SCENARIO 1
School 1 decides to stay in the Teachers’ Pension Scheme (TPS) and make no changes to their current arrangements.
All existing, and future, eligible teaching staff will have access to TPS, where they will continue to build up their pension benefits, unless they choose to opt out.
The school and teaching staff will pay the contribution rates set by the government, both now and in the future.
They’ll need to continue to run two pension schemes, or more if applicable, one for teaching staff and another for non-teaching staff.
The school can review their arrangement and leave TPS at any time.
POTENTIAL BENEFITS
- No need for contractual changes or a consultation period.
- No requirement for financial or legal advice, therefore no additional professional costs.
- No change to the costs of administering the scheme.
- The value of employees’ pension benefits at retirement are likely to be higher than those they’d build up in any alternative pension scheme.

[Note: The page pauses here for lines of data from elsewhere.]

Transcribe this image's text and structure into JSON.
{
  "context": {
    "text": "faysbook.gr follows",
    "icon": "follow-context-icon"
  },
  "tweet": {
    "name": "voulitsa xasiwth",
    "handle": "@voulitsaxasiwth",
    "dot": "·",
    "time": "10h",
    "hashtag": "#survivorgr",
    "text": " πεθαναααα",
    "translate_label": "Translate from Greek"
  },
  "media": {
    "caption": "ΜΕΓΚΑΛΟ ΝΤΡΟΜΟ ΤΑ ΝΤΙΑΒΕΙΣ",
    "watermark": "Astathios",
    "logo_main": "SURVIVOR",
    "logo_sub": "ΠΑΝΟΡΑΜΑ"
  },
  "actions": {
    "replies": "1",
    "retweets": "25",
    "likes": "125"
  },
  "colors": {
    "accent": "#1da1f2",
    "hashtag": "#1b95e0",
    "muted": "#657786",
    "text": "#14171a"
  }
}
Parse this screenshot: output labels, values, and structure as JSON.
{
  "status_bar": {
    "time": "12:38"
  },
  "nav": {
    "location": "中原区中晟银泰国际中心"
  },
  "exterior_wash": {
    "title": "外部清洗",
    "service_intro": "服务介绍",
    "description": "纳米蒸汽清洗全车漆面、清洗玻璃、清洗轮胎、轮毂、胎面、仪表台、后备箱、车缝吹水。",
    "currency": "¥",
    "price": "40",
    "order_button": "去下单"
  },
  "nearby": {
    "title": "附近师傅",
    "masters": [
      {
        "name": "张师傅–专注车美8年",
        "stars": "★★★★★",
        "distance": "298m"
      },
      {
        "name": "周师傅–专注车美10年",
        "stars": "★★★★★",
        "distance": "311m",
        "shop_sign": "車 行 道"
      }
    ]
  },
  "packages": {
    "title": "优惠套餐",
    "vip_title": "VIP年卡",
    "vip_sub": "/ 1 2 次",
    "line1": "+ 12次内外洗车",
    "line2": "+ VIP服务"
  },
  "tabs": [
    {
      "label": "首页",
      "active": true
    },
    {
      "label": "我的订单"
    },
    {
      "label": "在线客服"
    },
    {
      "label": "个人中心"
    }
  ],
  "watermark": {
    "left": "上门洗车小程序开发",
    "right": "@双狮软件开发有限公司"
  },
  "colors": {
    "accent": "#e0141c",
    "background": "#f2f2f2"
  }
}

- Future teaching staff are able to join TPS, or retain access if they come from a school that offers TPS, which could be an advantage when recruiting.
KEY CONSIDERATIONS
- The government will continue to set the future employer and employee contribution rates and increases to TPS, potentially meaning further increases in the future.
- The cost of administering TPS could be higher than other workplace pension options.
- No potential National Insurance Contribution (NIC) savings for employees.
- No tax relief for those who earn less than the Personal Allowance.